Canlıların yaşamını sürdürmesi için ve vücuttaki metabolizma (anabolizm ve katabolizm) dengesinin korunması için Mide çok ve hatta en önemli organdır. Vücudumuza giren besinleri, toksinleri ve sıvıların ilk işlendiği ve hazırlandığı bölümü Midedir. Tüp mide ameliyatında bu organın neredeyse 3/4’ü sağlam olmasına rağmen kesilir, çıkartılır ve çöpe atılır. Böylelikle uzun vadeli olarak çeşitli hastalıklara, mikroplara ve henüz bilinmeyen komplikasyonlara davetiye çıkartılır.
Peki Tüp Mide ameliyatı ne Zaman yapılır?
Süper-morbid obez hastalarda (bu hastaların VKİ-BMİ oranı %50’den fazla, örneğin >250kg hastalar).
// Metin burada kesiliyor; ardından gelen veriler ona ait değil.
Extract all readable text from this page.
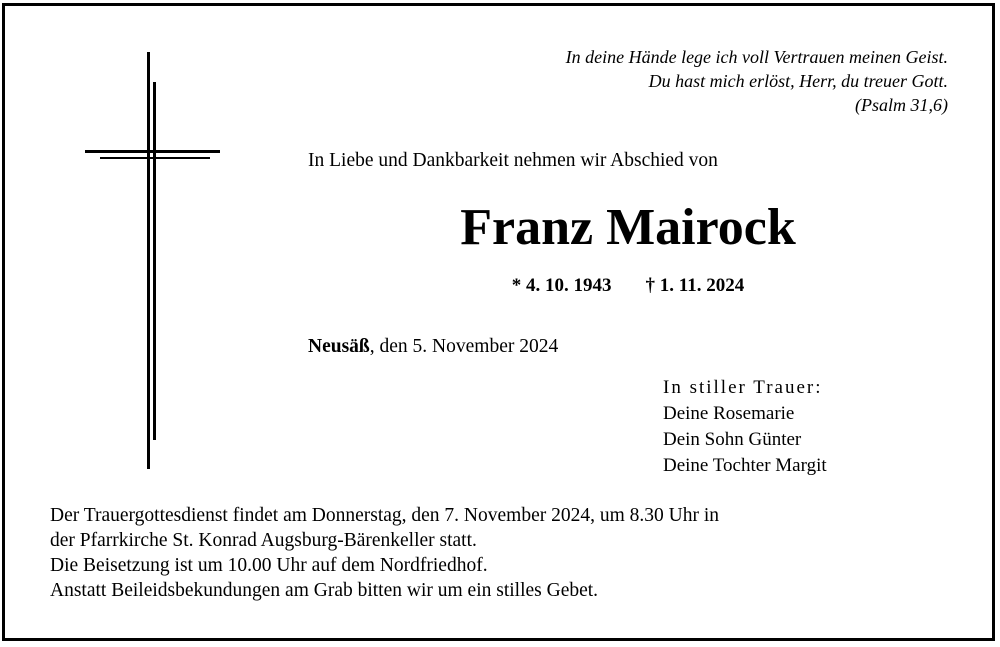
In deine Hände lege ich voll Vertrauen meinen Geist.
Du hast mich erlöst, Herr, du treuer Gott.
(Psalm 31,6)
In Liebe und Dankbarkeit nehmen wir Abschied von
Franz Mairock
* 4. 10. 1943 † 1. 11. 2024
Neusäß, den 5. November 2024
In stiller Trauer:
Deine Rosemarie
Dein Sohn Günter
Deine Tochter Margit
Der Trauergottesdienst findet am Donnerstag, den 7. November 2024, um 8.30 Uhr in
der Pfarrkirche St. Konrad Augsburg-Bärenkeller statt.
Die Beisetzung ist um 10.00 Uhr auf dem Nordfriedhof.
Anstatt Beileidsbekundungen am Grab bitten wir um ein stilles Gebet.
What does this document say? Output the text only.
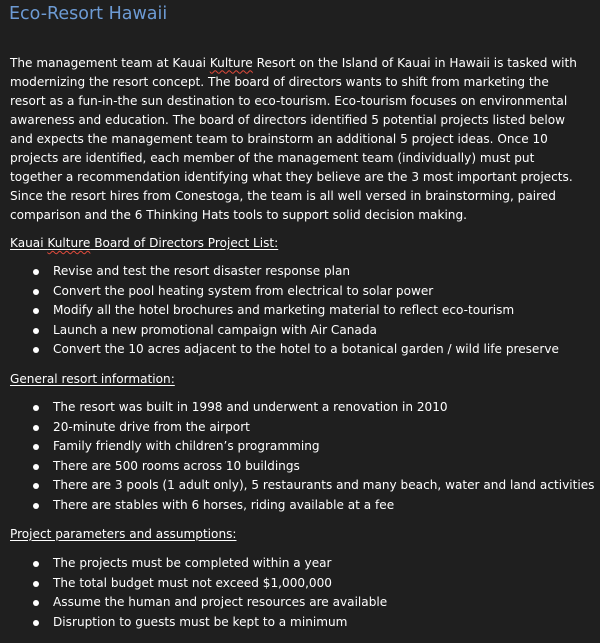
Eco-Resort Hawaii

The management team at Kauai Kulture Resort on the Island of Kauai in Hawaii is tasked with modernizing the resort concept. The board of directors wants to shift from marketing the resort as a fun-in-the sun destination to eco-tourism. Eco-tourism focuses on environmental awareness and education. The board of directors identified 5 potential projects listed below and expects the management team to brainstorm an additional 5 project ideas. Once 10 projects are identified, each member of the management team (individually) must put together a recommendation identifying what they believe are the 3 most important projects. Since the resort hires from Conestoga, the team is all well versed in brainstorming, paired comparison and the 6 Thinking Hats tools to support solid decision making.

Kauai Kulture Board of Directors Project List:

Revise and test the resort disaster response plan
Convert the pool heating system from electrical to solar power
Modify all the hotel brochures and marketing material to reflect eco-tourism
Launch a new promotional campaign with Air Canada
Convert the 10 acres adjacent to the hotel to a botanical garden / wild life preserve

General resort information:

The resort was built in 1998 and underwent a renovation in 2010
20-minute drive from the airport
Family friendly with children’s programming
There are 500 rooms across 10 buildings
There are 3 pools (1 adult only), 5 restaurants and many beach, water and land activities
There are stables with 6 horses, riding available at a fee

Project parameters and assumptions:

The projects must be completed within a year
The total budget must not exceed $1,000,000
Assume the human and project resources are available
Disruption to guests must be kept to a minimum
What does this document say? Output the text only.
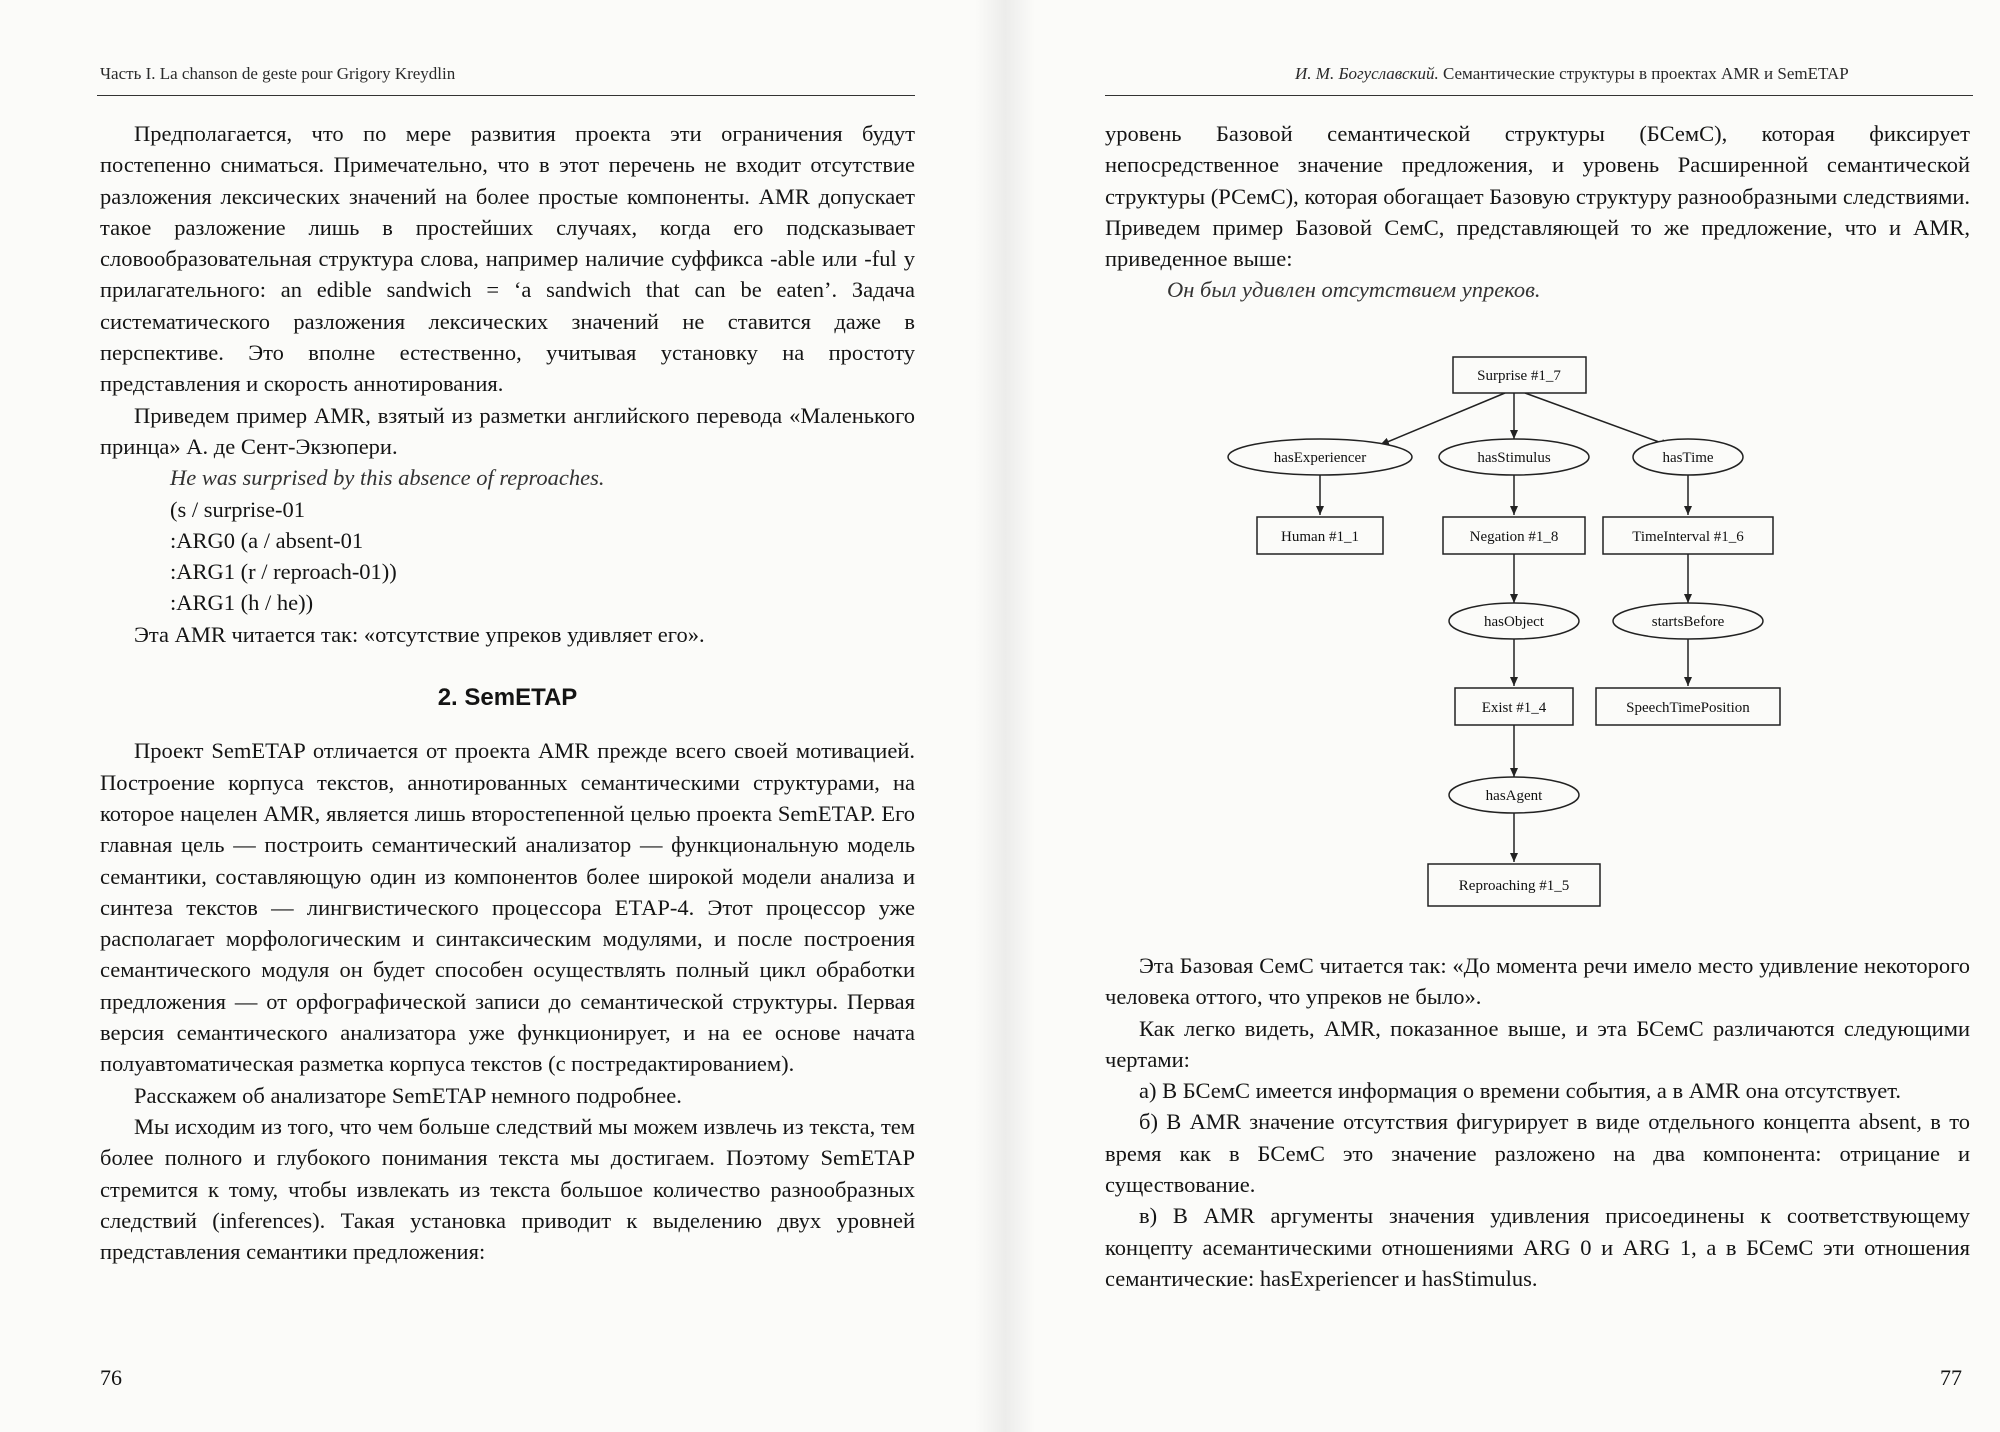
Часть I. La chanson de geste pour Grigory Kreydlin

Предполагается, что по мере развития проекта эти ограничения будут постепенно сниматься. Примечательно, что в этот перечень не входит отсутствие разложения лексических значений на более простые компоненты. AMR допускает такое разложение лишь в простейших случаях, когда его подсказывает словообразовательная структура слова, например наличие суффикса -able или -ful у прилагательного: an edible sandwich = ‘a sandwich that can be eaten’. Задача систематического разложения лексических значений не ставится даже в перспективе. Это вполне естественно, учитывая установку на простоту представления и скорость аннотирования.

Приведем пример AMR, взятый из разметки английского перевода «Маленького принца» А. де Сент-Экзюпери.

He was surprised by this absence of reproaches.

(s / surprise-01

:ARG0 (a / absent-01

:ARG1 (r / reproach-01))

:ARG1 (h / he))

Эта AMR читается так: «отсутствие упреков удивляет его».

2. SemETAP

Проект SemETAP отличается от проекта AMR прежде всего своей мотивацией. Построение корпуса текстов, аннотированных семантическими структурами, на которое нацелен AMR, является лишь второстепенной целью проекта SemETAP. Его главная цель — построить семантический анализатор — функциональную модель семантики, составляющую один из компонентов более широкой модели анализа и синтеза текстов — лингвистического процессора ЕТАР-4. Этот процессор уже располагает морфологическим и синтаксическим модулями, и после построения семантического модуля он будет способен осуществлять полный цикл обработки предложения — от орфографической записи до семантической структуры. Первая версия семантического анализатора уже функционирует, и на ее основе начата полуавтоматическая разметка корпуса текстов (с постредактированием).

Расскажем об анализаторе SemETAP немного подробнее.

Мы исходим из того, что чем больше следствий мы можем извлечь из текста, тем более полного и глубокого понимания текста мы достигаем. Поэтому SemETAP стремится к тому, чтобы извлекать из текста большое количество разнообразных следствий (inferences). Такая установка приводит к выделению двух уровней представления семантики предложения:

76
И. М. Богуславский. Семантические структуры в проектах AMR и SemETAP

уровень Базовой семантической структуры (БСемС), которая фиксирует непосредственное значение предложения, и уровень Расширенной семантической структуры (РСемС), которая обогащает Базовую структуру разнообразными следствиями. Приведем пример Базовой СемС, представляющей то же предложение, что и AMR, приведенное выше:

Он был удивлен отсутствием упреков.

Эта Базовая СемС читается так: «До момента речи имело место удивление некоторого человека оттого, что упреков не было».

Как легко видеть, AMR, показанное выше, и эта БСемС различаются следующими чертами:

а) В БСемС имеется информация о времени события, а в AMR она отсутствует.

б) В AMR значение отсутствия фигурирует в виде отдельного концепта absent, в то время как в БСемС это значение разложено на два компонента: отрицание и существование.

в) В AMR аргументы значения удивления присоединены к соответствующему концепту асемантическими отношениями ARG 0 и ARG 1, а в БСемС эти отношения семантические: hasExperiencer и hasStimulus.

77
Surprise #1_7
hasExperiencer	hasStimulus	hasTime
Human #1_1	Negation #1_8	TimeInterval #1_6
hasObject	startsBefore
Exist #1_4	SpeechTimePosition
hasAgent
Reproaching #1_5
Yani kısacası hareket kabileyitini yitiren, solunumda güçlük çeken, ileri derece kalp yetmezliğine sahip hastalar.
O zaman Obez hastalar ne yapmalı?
Obez hastalarda diğer yöntemler denenmelidir. Örneğin dengeli beslenme, çeşitli kilo verme diyetleri, spor, gastrik band ligasyonu, Mide Botoksu, Endoskopik Mide balonu vb.
Ayrıca :
- Obezite Cerrahisi Korkunç Yan Etkileri ve Zararları (Prof. Dr. Yavuz Yörükoğlu)
- Mayo Clinic Baryatrik Cerrahi riskleri hakkındaki çalışmalar
- Tüp Mide ameliyatı yaptıracaklara uyarı! (Doç. Dr. Aziz Sümer)
Mide Katlama Ameliyatı
Bir kilo verme ameliyatıdır. Latincesi Gastrik Plikasyondur . Bu ameliyatta midenin yaklaşık %70’ı kendi üzerinde katlanarak dikilir ve küçültme işlemi uygulanır.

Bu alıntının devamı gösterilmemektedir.